Serhat Akpınar, “Demokrat Parti Merkez Yönetim Kurulu olarak, Kuzey Kıbrıs Türk Cumhuriyeti’nde yargılama süreçlerinde rutin hale getirilen ve geçtiğimiz günlerde kamu vicdanında derin tartışmalara yol açan kelepçe uygulaması hakkında ciddi hukuki kaygılarımızı kamuoyuyla paylaşmayı bir zorunluluk olarak görmekteyiz” ifadelerini kullandı.
KKTC Anayasası’nın ilgili maddelerine dikkat çeken Akpınar, açıklamasının devamında ise şunları kaydetti:
“KKTC Anayasası’nın;
- Madde 10: “Herkes yasa önünde eşittir” hükmü,
- Madde 14: “İşkence, zalimane, insanlık dışı veya onur kırıcı ceza ve muamele yapılamaz” yasağı,
- Madde 18: Masumiyet karinesi,
Açıkça göstermektedir ki, kişi özgürlüğünü sınırlayan ve insan onurunu zedeleyen her türlü uygulama yalnızca ölçülülük ilkesi çerçevesinde ve sıkı gereklilik koşullarına bağlı olarak hayata geçirilebilir.”
“Evrensel hukuk normlarıyla uyumlu olmak zorunda”

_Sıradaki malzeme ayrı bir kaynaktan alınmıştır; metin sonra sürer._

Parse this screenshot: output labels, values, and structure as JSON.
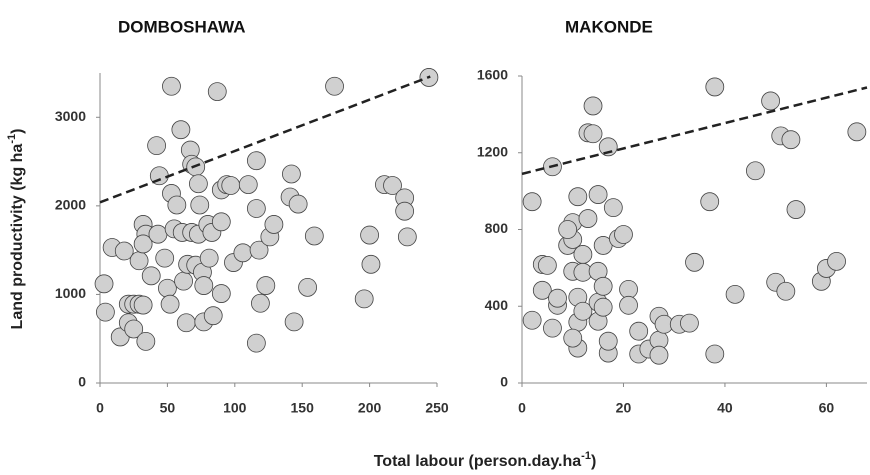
{
  "axis_labels": {
    "y": {
      "text": "Land productivity (kg ha",
      "sup": "-1",
      "end": ")"
    },
    "x": {
      "text": "Total labour (person.day.ha",
      "sup": "-1",
      "end": ")"
    }
  },
  "chart_data": [
    {
      "type": "scatter",
      "title": "DOMBOSHAWA",
      "xlim": [
        0,
        250
      ],
      "xticks": [
        0,
        50,
        100,
        150,
        200,
        250
      ],
      "ylim": [
        0,
        3500
      ],
      "yticks": [
        0,
        1000,
        2000,
        3000
      ],
      "color": "#d0d0d0",
      "trendline": {
        "x": [
          0,
          245
        ],
        "y": [
          2040,
          3460
        ]
      },
      "x": [
        3,
        4,
        9,
        15,
        18,
        21,
        21,
        25,
        25,
        29,
        32,
        32,
        34,
        34,
        29,
        32,
        38,
        42,
        44,
        43,
        48,
        50,
        52,
        53,
        53,
        57,
        55,
        60,
        61,
        62,
        64,
        65,
        67,
        68,
        68,
        71,
        71,
        73,
        73,
        74,
        76,
        77,
        77,
        80,
        81,
        83,
        84,
        87,
        90,
        90,
        90,
        94,
        97,
        99,
        106,
        110,
        116,
        116,
        118,
        119,
        116,
        123,
        126,
        129,
        141,
        142,
        147,
        144,
        154,
        159,
        174,
        196,
        200,
        201,
        211,
        217,
        226,
        226,
        228,
        244
      ],
      "values": [
        1120,
        800,
        1530,
        520,
        1490,
        680,
        890,
        610,
        890,
        890,
        880,
        1790,
        1680,
        470,
        1380,
        1570,
        1210,
        2680,
        2340,
        1680,
        1410,
        1070,
        890,
        3350,
        2140,
        2010,
        1740,
        2860,
        1700,
        1150,
        680,
        1340,
        2630,
        2470,
        1700,
        2440,
        1330,
        1680,
        2250,
        2010,
        1250,
        1100,
        690,
        1790,
        1410,
        1700,
        760,
        3290,
        2180,
        1820,
        1010,
        2240,
        2230,
        1360,
        1470,
        2240,
        1970,
        2510,
        1500,
        900,
        450,
        1100,
        1650,
        1790,
        2100,
        2360,
        2020,
        690,
        1080,
        1660,
        3350,
        950,
        1670,
        1340,
        2240,
        2230,
        2090,
        1940,
        1650,
        3450
      ]
    },
    {
      "type": "scatter",
      "title": "MAKONDE",
      "xlim": [
        0,
        68
      ],
      "xticks": [
        0,
        20,
        40,
        60
      ],
      "ylim": [
        0,
        1600
      ],
      "yticks": [
        0,
        400,
        800,
        1200,
        1600
      ],
      "color": "#d0d0d0",
      "trendline": {
        "x": [
          0,
          68
        ],
        "y": [
          1090,
          1540
        ]
      },
      "x": [
        6,
        2,
        2,
        4,
        4,
        5,
        7,
        7,
        6,
        9,
        10,
        10,
        9,
        10,
        11,
        11,
        11,
        10,
        11,
        12,
        12,
        12,
        13,
        13,
        14,
        14,
        15,
        15,
        15,
        15,
        16,
        16,
        16,
        17,
        17,
        18,
        17,
        19,
        20,
        21,
        21,
        23,
        23,
        25,
        27,
        27,
        27,
        28,
        31,
        33,
        34,
        37,
        38,
        38,
        42,
        46,
        49,
        50,
        51,
        52,
        53,
        54,
        59,
        60,
        62,
        66
      ],
      "values": [
        1127,
        945,
        327,
        483,
        618,
        613,
        405,
        442,
        286,
        717,
        748,
        836,
        800,
        582,
        971,
        317,
        182,
        234,
        447,
        670,
        374,
        577,
        857,
        1304,
        1299,
        1444,
        982,
        322,
        582,
        421,
        717,
        504,
        395,
        156,
        1231,
        914,
        218,
        753,
        774,
        488,
        405,
        151,
        270,
        177,
        223,
        145,
        348,
        306,
        306,
        312,
        629,
        945,
        1543,
        151,
        462,
        1106,
        1470,
        525,
        1288,
        478,
        1268,
        904,
        530,
        597,
        634,
        1309
      ]
    }
  ]
}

KKTC’deki yargı uygulamalarının Avrupa İnsan Hakları Sözleşmesi’ni (AİHS) esas alan evrensel hukuk normları ile uyumlu olmak zorunda olduğunu da belirten Akpınar, şöyle devam etti:
“-AİHS Madde 3: İşkence ve insanlık dışı muamele yasağı,
-AİHS Madde 5: Kişi özgürlüğü ve güvenliği,
-AİHS Madde 6: Adil yargılanma hakkı,
Birlikte değerlendirildiğinde, kelepçe takılması gibi özgürlüğü sınırlayan tedbirler yalnızca kaçma, saldırganlık veya kamu güvenliğini tehdit eden hallerde meşru kabul edilmektedir.”
“Hukuk camiasının ve toplumun güvenini sarsmaktadır”
DP Genel Sekreteri Akpınar, Avrupa İnsan Hakları Mahkemesi’nin kararlarına da dikkat çekti, “Avrupa İnsan Hakları Mahkemesi, birçok kararında (örneğin Witold Litwa v. Poland, Raninen v. Finland, Svinarenko and Slyadnev v. Russia) kelepçe uygulamasının ölçüsüz kullanımını, insan onurunu zedeleyen muamele kapsamında değerlendirmiştir. Hukuken en ağır suçlarla dahi itham edilmeyen bireylerin, kamuoyu önünde sanki azılı suçlular ya da örgütlü suç mensuplarıymış gibi kelepçelenerek teşhir edilmesi hem masumiyet karinesini ihlal etmekte, hem de hukuk camiasının ve toplumun güvenini sarsmaktadır” dedi.
Meclis ve yürütmeye açık çağrı
“Bu tür uygulamalar, KKTC’nin demokratik hukuk devleti kimliğini zedelediği gibi, uluslararası alanda da itibar kaybına yol açmaktadır” açıklamasını yapan Akpınar, Meclis ve yürütmeye açık çağrı yaptı:
“1. Cumhuriyet Meclisi, yeni yasama yılının ilk gününde “kelepçe uygulamasının ölçülülük ve zorunluluk ilkeleri çerçevesinde sınırlandırılması” yönünde yasal düzenleme yapmalıdır.
2. Yürütme organı ve ilgili bakanlıklar, bu düzenleme hayata geçirilene kadar uygulamanın ivedilikle askıya alınması için gerekli idari talimatları vermelidir.
3. Yargı mercileri, bireysel inisiyatiflerle keyfi uygulamalara mahal vermemeli, evrensel insan hakları standartlarını içtihatlarına esas almalıdır.”
“DP, insan onurunu korumayan hiçbir uygulamaya sessiz kalmayacak”
Akpınar, “Sayın Avukat Murat Metin Hakkı gibi KKTC’nin yetiştirdiği, uluslararası alanda hukuk eğitimi almış ve ülkemizi temsil etme kapasitesine sahip istisnai bireylerin bu tür uygulamalara maruz bırakılması, sadece bireysel bir hak ihlali değil, aynı zamanda toplumun ortak değerlerine yönelmiş ağır bir saldırıdır. Demokrat Parti, insan onurunu korumayan hiçbir uygulamaya sessiz kalmayacak, hukuk devletinin evrensel ilkelerini savunmaya devam edecektir” ifadelerini kullandı.